The buildings of the Hospital include The Painted Hall which was built between 1696 and 1704 and was painted by Sir James Thornhill between 1708 and 1727. The elaborately decorated rooms feature paintings of allegorical stories that depict Britain’s history based on maritime power.
The Chapel of St. Peter and St. Paul was designed by Wren and Ripley in Baroque style however a fire in 1779 caused the chapel to be redecorated in Rococo style with Wedgwood pastel colours. The chapel features a curved ceiling and Corinthian columns. The buildings were added to by James Stuart in 1769 and by John Yenn in 1811-14.
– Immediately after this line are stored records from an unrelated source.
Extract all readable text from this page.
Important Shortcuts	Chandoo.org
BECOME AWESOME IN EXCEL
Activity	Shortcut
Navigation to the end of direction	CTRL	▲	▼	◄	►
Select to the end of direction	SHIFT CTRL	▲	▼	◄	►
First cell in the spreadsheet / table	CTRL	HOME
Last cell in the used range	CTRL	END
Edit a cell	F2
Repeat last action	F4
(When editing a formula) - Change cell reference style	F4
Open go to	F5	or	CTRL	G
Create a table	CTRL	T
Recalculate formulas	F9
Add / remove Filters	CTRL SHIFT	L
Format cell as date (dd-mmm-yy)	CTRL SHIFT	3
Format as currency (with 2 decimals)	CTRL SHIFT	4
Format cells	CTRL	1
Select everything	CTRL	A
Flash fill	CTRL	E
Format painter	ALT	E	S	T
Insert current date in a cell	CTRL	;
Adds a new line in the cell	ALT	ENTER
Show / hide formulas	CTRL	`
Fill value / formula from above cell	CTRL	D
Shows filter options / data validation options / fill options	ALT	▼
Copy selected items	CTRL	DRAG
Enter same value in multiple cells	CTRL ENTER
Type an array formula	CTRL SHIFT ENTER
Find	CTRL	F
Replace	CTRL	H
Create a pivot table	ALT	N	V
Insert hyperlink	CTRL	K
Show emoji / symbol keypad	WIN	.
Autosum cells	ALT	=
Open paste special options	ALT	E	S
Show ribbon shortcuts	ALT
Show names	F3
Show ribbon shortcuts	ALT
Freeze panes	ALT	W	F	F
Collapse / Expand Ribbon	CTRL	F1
The construction of the Hospital was not fully completed until 1752, although it has opened to patients earlier than this. The buildings of the Hospital comprise four separate blocks with their own separate courtyards. The King Charles Block and Queen Anne Block are located along the riverside; behind them to the south are the King William Block and the Queen Mary Block. These buildings feature domed roofs which contain the Painted Hall and the Chapel.
The first disabled and retired seamen came to live in the Hospital in 1705 and the numbers of the inhabitants rose to about 3000 by 1814. The Hospital population declined sharply after this, mainly due to the end of the Napoleonic Wars. By 1869 the numbers had fallen so low that it was decided to close the Hospital.